Thursday 31st October
The State We’re In….Fake News
Genesis 9: 20 – 29
Noah, a man of the soil, was the first to plant a vineyard. He drank some of the wine and became drunk, and he lay uncovered in his tent. And Ham, the father of Canaan, saw the nakedness of his father, and told his two brothers outside. Then Shem and Japheth took a garment, laid it on both their shoulders, and walked backwards and covered the nakedness of their father; their faces were turned away, and they did not see their father’s nakedness. When Noah awoke from his wine and knew what his youngest son had done to him, he said,
‘Cursed be Canaan; lowest of slaves shall he be to his brothers.’
He also said,
‘Blessed by the Lord my God be Shem; and let Canaan be his slave. May God make space for Japheth, and let him live in the tents of Shem; and let Canaan be his slave.’
After the flood Noah lived for three hundred and fifty years. All the days of Noah were nine hundred and fifty years; and he died.
We live in an era when we can no longer trust the news. The plurality of TV channels – some owned by other countries – means it’s hard to know what’s accurate; social media intersperses cute images of puppies with political campaigning and messaging (well it does in my Facebook feed!). During the EU referendum Michael Gove famously decried the input of experts (1) and Mr Trump has made famous the slogan “fake news”. It is hard to know if what we read, or view, is trustworthy. This isn’t new.
Today’s, little known, story from Genesis is ignored these days. Noah’s curse was against Canaan yet generations of Christians suggested this was the “curse of Ham” who, despite no evidence, was depicted as black. Ham’s supposed curse became part of a complex Biblical justification of the enslavement of black people. Slavery per se didn’t need much justification as the Bible, generally, condones it. Some justification was needed, however, as to why pagan Africans could be enslaved but Christian Europeans couldn’t. It took abolitionists several generations to persuade people that this was a misuse of the Bible.
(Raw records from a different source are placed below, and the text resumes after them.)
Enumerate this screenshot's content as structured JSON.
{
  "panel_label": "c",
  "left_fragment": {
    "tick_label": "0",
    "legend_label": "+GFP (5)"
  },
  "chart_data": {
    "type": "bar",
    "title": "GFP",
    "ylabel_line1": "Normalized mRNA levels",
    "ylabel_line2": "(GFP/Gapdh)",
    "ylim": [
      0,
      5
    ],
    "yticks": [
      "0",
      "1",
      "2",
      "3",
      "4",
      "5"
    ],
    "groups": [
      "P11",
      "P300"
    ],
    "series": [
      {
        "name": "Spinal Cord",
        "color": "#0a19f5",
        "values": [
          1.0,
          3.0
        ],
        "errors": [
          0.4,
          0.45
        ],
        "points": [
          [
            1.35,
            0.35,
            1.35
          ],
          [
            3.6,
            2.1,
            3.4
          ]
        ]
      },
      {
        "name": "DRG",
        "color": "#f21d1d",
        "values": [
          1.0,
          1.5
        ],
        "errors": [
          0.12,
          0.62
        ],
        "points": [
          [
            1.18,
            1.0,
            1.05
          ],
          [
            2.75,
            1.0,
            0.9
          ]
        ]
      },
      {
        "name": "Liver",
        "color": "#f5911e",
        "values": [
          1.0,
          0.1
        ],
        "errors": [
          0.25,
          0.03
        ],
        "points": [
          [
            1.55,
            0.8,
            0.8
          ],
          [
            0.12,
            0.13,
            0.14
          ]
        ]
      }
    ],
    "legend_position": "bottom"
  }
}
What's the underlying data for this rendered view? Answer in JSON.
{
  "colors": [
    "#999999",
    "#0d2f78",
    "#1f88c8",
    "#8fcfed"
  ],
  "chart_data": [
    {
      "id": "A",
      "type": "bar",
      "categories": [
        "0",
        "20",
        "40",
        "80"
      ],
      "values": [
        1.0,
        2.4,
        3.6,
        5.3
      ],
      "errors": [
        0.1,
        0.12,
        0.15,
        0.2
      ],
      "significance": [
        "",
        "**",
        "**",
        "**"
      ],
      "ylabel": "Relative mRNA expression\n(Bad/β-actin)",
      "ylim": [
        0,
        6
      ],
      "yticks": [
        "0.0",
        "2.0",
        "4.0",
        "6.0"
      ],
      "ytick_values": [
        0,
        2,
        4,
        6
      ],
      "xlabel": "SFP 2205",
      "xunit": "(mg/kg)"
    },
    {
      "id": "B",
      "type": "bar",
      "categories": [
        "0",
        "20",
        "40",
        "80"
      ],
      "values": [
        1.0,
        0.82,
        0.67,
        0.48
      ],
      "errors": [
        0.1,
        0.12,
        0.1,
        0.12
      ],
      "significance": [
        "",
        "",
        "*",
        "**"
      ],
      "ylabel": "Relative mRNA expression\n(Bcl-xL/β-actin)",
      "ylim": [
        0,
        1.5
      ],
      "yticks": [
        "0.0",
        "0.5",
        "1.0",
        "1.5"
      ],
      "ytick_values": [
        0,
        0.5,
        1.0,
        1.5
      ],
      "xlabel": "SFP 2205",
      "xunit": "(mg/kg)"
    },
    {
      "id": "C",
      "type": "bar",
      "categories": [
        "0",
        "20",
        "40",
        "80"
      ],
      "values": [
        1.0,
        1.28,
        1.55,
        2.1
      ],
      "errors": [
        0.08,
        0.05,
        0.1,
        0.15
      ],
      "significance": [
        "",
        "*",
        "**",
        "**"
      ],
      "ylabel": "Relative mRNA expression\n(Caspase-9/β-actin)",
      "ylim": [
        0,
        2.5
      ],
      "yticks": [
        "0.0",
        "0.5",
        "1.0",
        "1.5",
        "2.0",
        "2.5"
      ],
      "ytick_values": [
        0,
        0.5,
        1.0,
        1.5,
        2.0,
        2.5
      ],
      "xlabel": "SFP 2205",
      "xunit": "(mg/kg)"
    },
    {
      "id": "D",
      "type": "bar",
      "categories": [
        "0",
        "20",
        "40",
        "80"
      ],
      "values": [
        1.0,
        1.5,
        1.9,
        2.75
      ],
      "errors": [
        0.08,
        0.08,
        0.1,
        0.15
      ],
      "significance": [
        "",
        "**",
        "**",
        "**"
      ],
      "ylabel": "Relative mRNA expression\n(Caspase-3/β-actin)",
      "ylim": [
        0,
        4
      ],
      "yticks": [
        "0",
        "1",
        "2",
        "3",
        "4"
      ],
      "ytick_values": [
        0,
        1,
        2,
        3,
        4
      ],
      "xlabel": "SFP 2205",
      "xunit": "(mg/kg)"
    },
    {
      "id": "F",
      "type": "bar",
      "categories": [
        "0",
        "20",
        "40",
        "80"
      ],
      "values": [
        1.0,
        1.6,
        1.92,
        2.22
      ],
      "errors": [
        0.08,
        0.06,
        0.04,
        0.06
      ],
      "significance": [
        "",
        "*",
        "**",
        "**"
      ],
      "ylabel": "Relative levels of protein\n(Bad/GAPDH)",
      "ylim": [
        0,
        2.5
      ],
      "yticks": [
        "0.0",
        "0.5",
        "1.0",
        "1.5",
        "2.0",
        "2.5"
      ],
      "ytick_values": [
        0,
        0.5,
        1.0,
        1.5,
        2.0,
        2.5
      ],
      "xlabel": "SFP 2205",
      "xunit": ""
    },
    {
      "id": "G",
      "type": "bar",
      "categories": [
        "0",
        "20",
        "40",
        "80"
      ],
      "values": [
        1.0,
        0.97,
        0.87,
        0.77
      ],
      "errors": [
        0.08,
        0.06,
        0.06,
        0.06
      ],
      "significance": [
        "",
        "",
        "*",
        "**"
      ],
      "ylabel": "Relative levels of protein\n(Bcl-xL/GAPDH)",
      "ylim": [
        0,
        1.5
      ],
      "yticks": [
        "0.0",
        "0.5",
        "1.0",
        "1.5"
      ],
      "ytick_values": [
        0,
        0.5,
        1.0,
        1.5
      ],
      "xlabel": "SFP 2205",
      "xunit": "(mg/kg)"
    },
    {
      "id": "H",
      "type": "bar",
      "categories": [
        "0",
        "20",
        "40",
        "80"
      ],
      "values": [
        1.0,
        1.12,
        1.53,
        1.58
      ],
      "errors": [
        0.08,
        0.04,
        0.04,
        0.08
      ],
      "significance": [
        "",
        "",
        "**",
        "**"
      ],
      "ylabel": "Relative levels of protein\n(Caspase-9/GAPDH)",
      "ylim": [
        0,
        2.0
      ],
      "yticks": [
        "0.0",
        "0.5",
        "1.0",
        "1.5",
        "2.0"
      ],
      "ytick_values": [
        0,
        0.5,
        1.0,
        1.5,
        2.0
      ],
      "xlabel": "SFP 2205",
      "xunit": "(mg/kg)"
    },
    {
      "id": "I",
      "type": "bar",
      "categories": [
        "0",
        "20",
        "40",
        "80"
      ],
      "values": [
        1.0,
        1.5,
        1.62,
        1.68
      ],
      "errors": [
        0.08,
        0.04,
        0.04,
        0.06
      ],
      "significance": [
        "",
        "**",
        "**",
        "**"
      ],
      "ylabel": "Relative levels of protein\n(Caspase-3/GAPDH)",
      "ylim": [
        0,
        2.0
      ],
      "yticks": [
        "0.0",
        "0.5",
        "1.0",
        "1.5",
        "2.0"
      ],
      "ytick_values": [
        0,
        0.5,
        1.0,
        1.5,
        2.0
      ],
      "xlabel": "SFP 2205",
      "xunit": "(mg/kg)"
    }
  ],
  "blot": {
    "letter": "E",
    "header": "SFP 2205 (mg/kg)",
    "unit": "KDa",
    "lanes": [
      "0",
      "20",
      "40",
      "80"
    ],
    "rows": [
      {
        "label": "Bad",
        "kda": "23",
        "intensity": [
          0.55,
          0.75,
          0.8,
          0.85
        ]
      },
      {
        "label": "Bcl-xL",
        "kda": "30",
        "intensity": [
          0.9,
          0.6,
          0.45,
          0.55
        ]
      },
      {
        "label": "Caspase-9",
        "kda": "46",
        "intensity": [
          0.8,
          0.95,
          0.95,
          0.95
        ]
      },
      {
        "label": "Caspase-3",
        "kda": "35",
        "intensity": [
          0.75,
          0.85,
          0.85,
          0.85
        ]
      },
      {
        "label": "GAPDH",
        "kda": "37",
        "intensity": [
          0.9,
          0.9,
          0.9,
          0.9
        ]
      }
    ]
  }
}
Our nations are weary of Brexit – at the time of writing it’s not clear what Brexit may look like. Experts are derided, news sources are treated with suspicion and we live in an age where our institutions are distrusted. Many in Scotland believe the media to be partisan. Many in the Labour party believe the mainstream news is biased against their political vision for the future. Many in European institutions believe the British press lied in its coverage of European affairs. This distrust, and the reasons for it, harms both our democracy and our civic institutions.
As Christians one thing of value that we can add to the current state we’re in is to be trustworthy ourselves, to check our facts and to be accurate in our words and actions. We can also play our part in calling out “fake news” and helping folk to, again, respect experts.
O God, through your Word of truth all things came to be; we live, move and have our being in your gentle embrace. Help our words to be true, our critiques to be fair, and our politics to be just. Amen.
The Rev’d Andy Braunston ministers with four churches in and around Glasgow. He is the Editor of the Daily Devotions.